Alabama and other states would better serve the interests of children by putting less energy into manufacturing legal fights and more into ensuring the dignity and protection of women.

The entire editorial is a one-sided argument which starts from the presupposition that unborn babies should have no rights and concludes based on a handful of cases that fetal personhood is an imminent danger to women’s rights because it could eventually overturn Roe.

Every human right is limited when it comes into contact with another human being. Your right to swing your fist ends at the tip of my nose. That’s why pregnancy is such a special case and abortion is such a contentious issue. Assuming from the start that one side has no rights to protect makes it easy to argue the case that women’s rights are being unfairly infringed upon. No doubt the PA court ruling and the NY Times editorial will be a hit with people who already agree with the underlying premise.

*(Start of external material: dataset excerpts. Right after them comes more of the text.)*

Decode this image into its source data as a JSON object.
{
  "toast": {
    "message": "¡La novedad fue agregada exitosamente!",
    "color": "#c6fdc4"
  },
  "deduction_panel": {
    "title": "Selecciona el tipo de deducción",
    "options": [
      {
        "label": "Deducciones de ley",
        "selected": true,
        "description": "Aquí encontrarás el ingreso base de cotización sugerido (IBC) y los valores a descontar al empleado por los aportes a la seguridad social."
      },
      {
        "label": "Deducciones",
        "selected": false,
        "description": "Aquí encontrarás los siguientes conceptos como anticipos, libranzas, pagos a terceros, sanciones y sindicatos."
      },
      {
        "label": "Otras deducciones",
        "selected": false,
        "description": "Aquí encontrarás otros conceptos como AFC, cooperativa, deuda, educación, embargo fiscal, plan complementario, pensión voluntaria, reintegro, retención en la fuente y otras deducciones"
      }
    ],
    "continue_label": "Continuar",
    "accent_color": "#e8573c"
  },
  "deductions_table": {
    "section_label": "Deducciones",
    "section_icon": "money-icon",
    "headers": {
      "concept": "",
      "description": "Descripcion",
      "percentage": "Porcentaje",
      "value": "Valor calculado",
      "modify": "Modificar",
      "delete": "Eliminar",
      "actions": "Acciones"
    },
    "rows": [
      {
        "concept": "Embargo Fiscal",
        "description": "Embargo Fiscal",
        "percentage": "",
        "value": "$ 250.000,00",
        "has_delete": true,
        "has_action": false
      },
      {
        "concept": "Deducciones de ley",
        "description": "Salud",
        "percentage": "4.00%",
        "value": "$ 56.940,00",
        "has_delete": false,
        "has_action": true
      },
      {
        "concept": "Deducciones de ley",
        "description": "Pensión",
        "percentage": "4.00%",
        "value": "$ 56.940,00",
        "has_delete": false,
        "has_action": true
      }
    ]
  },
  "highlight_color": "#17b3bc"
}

But not everyone does agree with this premise, and for good reason. A viable unborn baby (now as early as 24 weeks) is a baby who should not be killed or endangered. Of course not all babies born this early survive, but many do. This little preemie born in Australia (I picked this clip at random off YouTube, there are dozens more like it) is a person and was just as much a person the moments before he was born. If our laws don’t recognize that at present then we’ll keep pushing to change it until it’s in line with reality.